Ubuntu does it very well with minimal fuss. I see little to dislike.
my last personal anectode with ubuntu is this: my company decided to setup our office as a remote-onsite hybrid workplace, so our working machines were moved to a rack elsewhere to be accessed remotely and the local machines were supposed to act as basically dumb terminals that can be used interchangeably by us
we develop on rhel, but since the local machines are just to access our dev machines remotely, support decided to install ubuntu because it “just works”. turns out, since ubuntu does a lot of stuff its own way for no good reason, it broke under our network configuration (it’s complicated) and no snap application could run – so, no slack or firefox. not a great scenario for a workplace. in the end we decided to replace ubuntu by rhel and no longer had any issues
you’re right that ubuntu might work flawlessly for you and that it might never break. but, it also might break in unexpected ways. i cannot reliably recommend ubuntu to a beginner because this risk might forever put someone off of linux
Pop OS has been pretty pain free for me
PopOS or Mint are probably the best for new users.
Mint was my beginner distro and is what I recommend. In my experience I was able to find a solution for most of my beginner problems by searching for a solution for mint.
memes dunking on mint are irrelevant. use what works for you & ignore the noise.
personally, mint lmde, based on debian, might be worth a once over. sounds like the stability aspect might be up your alley.
to those suggesting mint, any particular reasons to choose between Cinnamon, MATE, and Xfce versions?
Cinnamon or Xfce are more similar to Windows’ user interface. Between those two, Xfce is more lightweight than Cinnamon. MATE is more for people who liked GNOME 2 and want that interface over what the current GNOME is.
Cinnamon would probably be the most friendly as a new user, but I personally haven’t used it in years and I’m not familiar with its current state.
I personally use Cinnamon, which has a similar feeling to Win10. Very satisfied with it on my desktop. From what I’ve heard XFCE also feels similar to Windows, but I simply have just used Cinnamon ¯_(ツ)_/¯
I really like Fedora. Swapped to it a few months ago, my first time using Linux, and I’ve since only been using the Linux machine. With the KDE Plasma spin, it really is a near 1:1 UI to Windows.
Ubuntu, Debian, Fedora or one of the offshoots like Mint or Pop.

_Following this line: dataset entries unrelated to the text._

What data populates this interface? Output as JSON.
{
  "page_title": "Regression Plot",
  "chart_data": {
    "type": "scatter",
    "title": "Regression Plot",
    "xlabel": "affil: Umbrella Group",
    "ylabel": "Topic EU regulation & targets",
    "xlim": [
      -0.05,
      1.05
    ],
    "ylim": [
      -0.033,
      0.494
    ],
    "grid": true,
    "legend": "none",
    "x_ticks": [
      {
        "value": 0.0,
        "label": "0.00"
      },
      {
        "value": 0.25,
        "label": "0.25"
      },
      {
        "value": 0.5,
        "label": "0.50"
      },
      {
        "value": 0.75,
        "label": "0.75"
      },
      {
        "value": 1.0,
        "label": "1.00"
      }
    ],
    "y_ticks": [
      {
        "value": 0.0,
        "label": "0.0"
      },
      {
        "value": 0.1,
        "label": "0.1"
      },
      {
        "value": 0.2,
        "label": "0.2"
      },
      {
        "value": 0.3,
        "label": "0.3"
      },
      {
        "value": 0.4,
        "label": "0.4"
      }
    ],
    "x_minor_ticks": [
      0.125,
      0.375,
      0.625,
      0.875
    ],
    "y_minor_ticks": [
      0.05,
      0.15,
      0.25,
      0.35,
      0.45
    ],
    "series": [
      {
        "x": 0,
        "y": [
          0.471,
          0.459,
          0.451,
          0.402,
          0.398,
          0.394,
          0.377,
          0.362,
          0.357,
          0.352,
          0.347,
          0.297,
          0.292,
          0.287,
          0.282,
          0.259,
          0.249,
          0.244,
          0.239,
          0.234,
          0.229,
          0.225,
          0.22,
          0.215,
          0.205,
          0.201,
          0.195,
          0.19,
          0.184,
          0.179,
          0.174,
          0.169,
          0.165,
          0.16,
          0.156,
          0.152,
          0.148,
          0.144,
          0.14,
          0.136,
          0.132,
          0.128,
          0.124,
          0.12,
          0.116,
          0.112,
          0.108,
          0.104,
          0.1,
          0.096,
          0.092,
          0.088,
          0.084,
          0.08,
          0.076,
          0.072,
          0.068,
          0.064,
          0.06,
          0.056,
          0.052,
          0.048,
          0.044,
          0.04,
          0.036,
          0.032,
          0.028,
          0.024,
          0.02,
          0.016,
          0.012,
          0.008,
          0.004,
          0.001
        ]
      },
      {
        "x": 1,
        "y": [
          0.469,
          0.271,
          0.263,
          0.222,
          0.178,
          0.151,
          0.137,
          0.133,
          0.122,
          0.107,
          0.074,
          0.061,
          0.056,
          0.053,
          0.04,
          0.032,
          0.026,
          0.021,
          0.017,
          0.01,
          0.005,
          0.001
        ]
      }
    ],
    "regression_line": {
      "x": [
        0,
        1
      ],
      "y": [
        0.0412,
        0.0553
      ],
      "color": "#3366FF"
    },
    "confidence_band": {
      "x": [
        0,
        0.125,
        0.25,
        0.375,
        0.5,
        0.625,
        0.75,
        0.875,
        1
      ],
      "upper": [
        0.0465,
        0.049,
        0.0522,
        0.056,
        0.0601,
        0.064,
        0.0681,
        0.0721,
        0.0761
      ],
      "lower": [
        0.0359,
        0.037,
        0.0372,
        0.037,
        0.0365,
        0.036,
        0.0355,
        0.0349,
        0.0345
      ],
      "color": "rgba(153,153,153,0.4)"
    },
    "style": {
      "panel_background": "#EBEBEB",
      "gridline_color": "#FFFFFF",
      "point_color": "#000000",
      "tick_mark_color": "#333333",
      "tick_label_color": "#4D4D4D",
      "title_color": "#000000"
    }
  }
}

As long as you don’t go too far into the weeds with Arch, Silverblue or NixOS, You’re probably going to have a pretty decent experience, as long as you don’t dig too far under the hood too early most things that you’re going to want to try are just going to work out of the gate.
What spec of laptop are you thinking of getting?
Still shopping around, so nothing’s set in stone. I’m not much of a hardware guy either, so the best I could tell you is just that I’m looking for something a step or two above ‘bare minimum’ for 2025. An SSD, fair bit of ram, ports for external storage so I can actually boot with another OS, maybe enough guts to run skyrim modded to the gills. Somewhere in that ballpark.
If you’re getting a laptop with a graphics card, make sure you go with something by AMD. Nvidia cards will work fine enough, though for a whole host of different reasons, AMD is generally preferred for Linux.
good insight, thanks
mint is probably where you want to be. if you have performance issues with mint, consider MX Linux, AntiX, and EndeavourOS, in that order.